By Emmanuel Jarry and Dave Sherwood

PARIS/SANTIAGO (Reuters) - A French court on Wednesday refused an appeal by Chile to extradite a longtime fugitive leftist guerilla who had escaped prison after being convicted for killing an ally of ex-dictator Augusto Pinochet, spurring an immediate rebuke from Chile.

The French court's resolution was seen by many in Chile as an affront to the South American nation's democracy and justice system.

"This decision is incomprehensible," Chile's foreign minister, Roberto Ampuero, told reporters. "It is not in line with the principles and standards of international law."

France granted Ricardo Palma Salamanca asylum in November 2018, more than two decades after Chilean authorities imprisoned him for the 1991 murder of Senator Jaime Guzman.
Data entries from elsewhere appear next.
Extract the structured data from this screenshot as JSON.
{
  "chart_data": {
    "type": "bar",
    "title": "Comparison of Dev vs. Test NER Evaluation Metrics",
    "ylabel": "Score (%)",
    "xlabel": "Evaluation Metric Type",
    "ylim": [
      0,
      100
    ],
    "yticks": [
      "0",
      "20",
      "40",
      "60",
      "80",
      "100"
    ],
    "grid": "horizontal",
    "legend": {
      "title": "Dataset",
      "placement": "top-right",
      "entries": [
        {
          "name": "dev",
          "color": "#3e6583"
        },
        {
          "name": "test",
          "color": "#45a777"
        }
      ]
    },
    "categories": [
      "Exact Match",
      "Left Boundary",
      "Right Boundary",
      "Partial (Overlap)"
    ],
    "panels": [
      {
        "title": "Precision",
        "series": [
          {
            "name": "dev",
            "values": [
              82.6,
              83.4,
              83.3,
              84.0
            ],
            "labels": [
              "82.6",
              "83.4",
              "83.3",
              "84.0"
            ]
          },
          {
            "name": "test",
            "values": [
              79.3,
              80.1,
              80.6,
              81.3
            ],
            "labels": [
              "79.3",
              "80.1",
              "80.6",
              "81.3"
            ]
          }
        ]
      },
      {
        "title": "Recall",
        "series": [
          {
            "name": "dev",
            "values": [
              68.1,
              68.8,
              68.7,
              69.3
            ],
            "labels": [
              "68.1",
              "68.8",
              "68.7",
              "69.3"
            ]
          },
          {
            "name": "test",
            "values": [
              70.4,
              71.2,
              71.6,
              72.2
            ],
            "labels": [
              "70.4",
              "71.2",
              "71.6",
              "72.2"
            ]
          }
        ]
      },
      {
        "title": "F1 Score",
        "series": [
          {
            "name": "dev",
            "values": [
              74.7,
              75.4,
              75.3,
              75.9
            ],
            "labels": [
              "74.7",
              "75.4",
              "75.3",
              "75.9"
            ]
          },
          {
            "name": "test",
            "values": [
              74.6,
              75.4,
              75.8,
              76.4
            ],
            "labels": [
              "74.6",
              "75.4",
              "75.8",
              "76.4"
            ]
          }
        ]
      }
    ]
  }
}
Center-right President Sebastian Pinera sent a personal letter to French President Emmanuel Macron asking him to overturn the decision. The country also filed an appeal seeking Palma Salamanca's return to Chile.

"The Paris Court of Appeal handed down a ruling that was not favorable to Chile's request of extradition," a spokesman for the court told Reuters on Wednesday.
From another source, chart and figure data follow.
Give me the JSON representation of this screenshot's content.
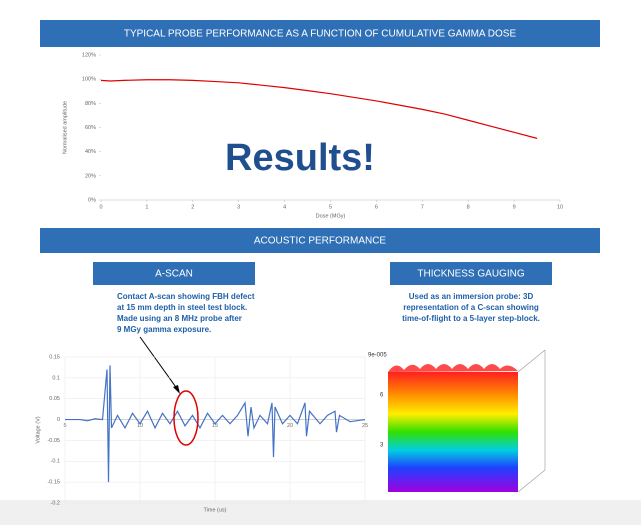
{
  "header": {
    "title": "TYPICAL PROBE PERFORMANCE AS A FUNCTION OF CUMULATIVE GAMMA DOSE"
  },
  "overlay": "Results!",
  "section": "ACOUSTIC PERFORMANCE",
  "ascan": {
    "title": "A-SCAN",
    "caption_lines": [
      "Contact A-scan showing FBH defect",
      "at 15 mm depth in steel test block.",
      "Made using an 8 MHz probe after",
      "9 MGy gamma exposure."
    ]
  },
  "thickness": {
    "title": "THICKNESS GAUGING",
    "caption_lines": [
      "Used as an immersion probe: 3D",
      "representation of a C-scan showing",
      "time-of-flight to a 5-layer step-block."
    ],
    "axis_labels": [
      "9e-005",
      "6",
      "3"
    ]
  },
  "chart_data": [
    {
      "type": "line",
      "xlabel": "Dose (MGy)",
      "ylabel": "Normalised amplitude",
      "color": "#e00000",
      "x": [
        0,
        0.2,
        0.5,
        1,
        1.5,
        2,
        2.5,
        3,
        3.5,
        4,
        4.5,
        5,
        5.5,
        6,
        6.5,
        7,
        7.5,
        8,
        8.5,
        9,
        9.5
      ],
      "values": [
        99,
        98.5,
        99,
        99.5,
        99.5,
        99,
        98,
        97,
        95,
        93,
        90.5,
        88,
        85,
        82,
        78.5,
        75,
        71,
        66,
        61,
        56,
        51
      ],
      "xlim": [
        0,
        10
      ],
      "xticks": [
        0,
        1,
        2,
        3,
        4,
        5,
        6,
        7,
        8,
        9,
        10
      ],
      "ylim": [
        0,
        120
      ],
      "yticks": [
        {
          "value": 0,
          "label": "0%"
        },
        {
          "value": 20,
          "label": "20%"
        },
        {
          "value": 40,
          "label": "40%"
        },
        {
          "value": 60,
          "label": "60%"
        },
        {
          "value": 80,
          "label": "80%"
        },
        {
          "value": 100,
          "label": "100%"
        },
        {
          "value": 120,
          "label": "120%"
        }
      ],
      "grid": false
    },
    {
      "type": "line",
      "xlabel": "Time (us)",
      "ylabel": "Voltage (V)",
      "color": "#4472c4",
      "x": [
        5,
        6,
        6.5,
        7,
        7.5,
        7.8,
        7.9,
        8.0,
        8.1,
        8.5,
        9,
        9.5,
        10,
        10.5,
        11,
        11.5,
        12,
        12.5,
        13,
        13.5,
        14,
        14.5,
        15,
        15.5,
        16,
        16.5,
        17,
        17.2,
        17.4,
        17.6,
        18,
        18.5,
        18.8,
        18.9,
        19,
        19.5,
        20,
        20.5,
        21,
        21.1,
        21.3,
        22,
        22.5,
        23,
        23.1,
        23.3,
        24,
        25
      ],
      "values": [
        0,
        0,
        -0.003,
        0.002,
        0,
        0.12,
        -0.15,
        0.13,
        -0.02,
        0.01,
        -0.02,
        0.015,
        -0.01,
        0.02,
        -0.02,
        0.015,
        -0.01,
        0.02,
        -0.015,
        0.01,
        -0.02,
        0.015,
        -0.01,
        0.01,
        -0.01,
        0.01,
        0.04,
        -0.04,
        0.03,
        -0.02,
        0.01,
        -0.01,
        0.04,
        -0.09,
        0.03,
        -0.01,
        0.01,
        -0.01,
        0.04,
        -0.04,
        0.02,
        -0.01,
        0.01,
        0.02,
        -0.03,
        0.01,
        -0.005,
        0
      ],
      "xlim": [
        5,
        25
      ],
      "xticks": [
        5,
        10,
        15,
        20,
        25
      ],
      "ylim": [
        -0.2,
        0.15
      ],
      "yticks": [
        0.15,
        0.1,
        0.05,
        0,
        -0.05,
        -0.1,
        -0.15,
        -0.2
      ],
      "grid": true
    }
  ]
}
Palma Salamanca, who faces two life sentences in Chile, famously escaped from a Santiago maximum security prison in a metal basket dangling from a helicopter in 1996, humiliating Chile's nascent democratic government and stunning the world.

After that, the Chilean national changed his name and hid among foreign residents in the colonial city of San Miguel de Allende, Mexico, before his capture in Paris in February 2018.

The leftist rebel was convicted of killing Pinochet-ally Guzman and thrown in jail shortly after the ex-dictator stepped down following a popular plebiscite. Pinochet remained head of the armed forces, however, prompting questions about whether Palma Salamanca had received a fair trial.

Palma Salamanca's lawyers have argued that he only confessed to killing Guzman under torture.

Chilean political leaders of all stripes have nonetheless called for his return.

Chile and France do not have an extradition treaty and French law stipulates that no extradition can take place "when the crime has a political aspect or the request is made for political purposes."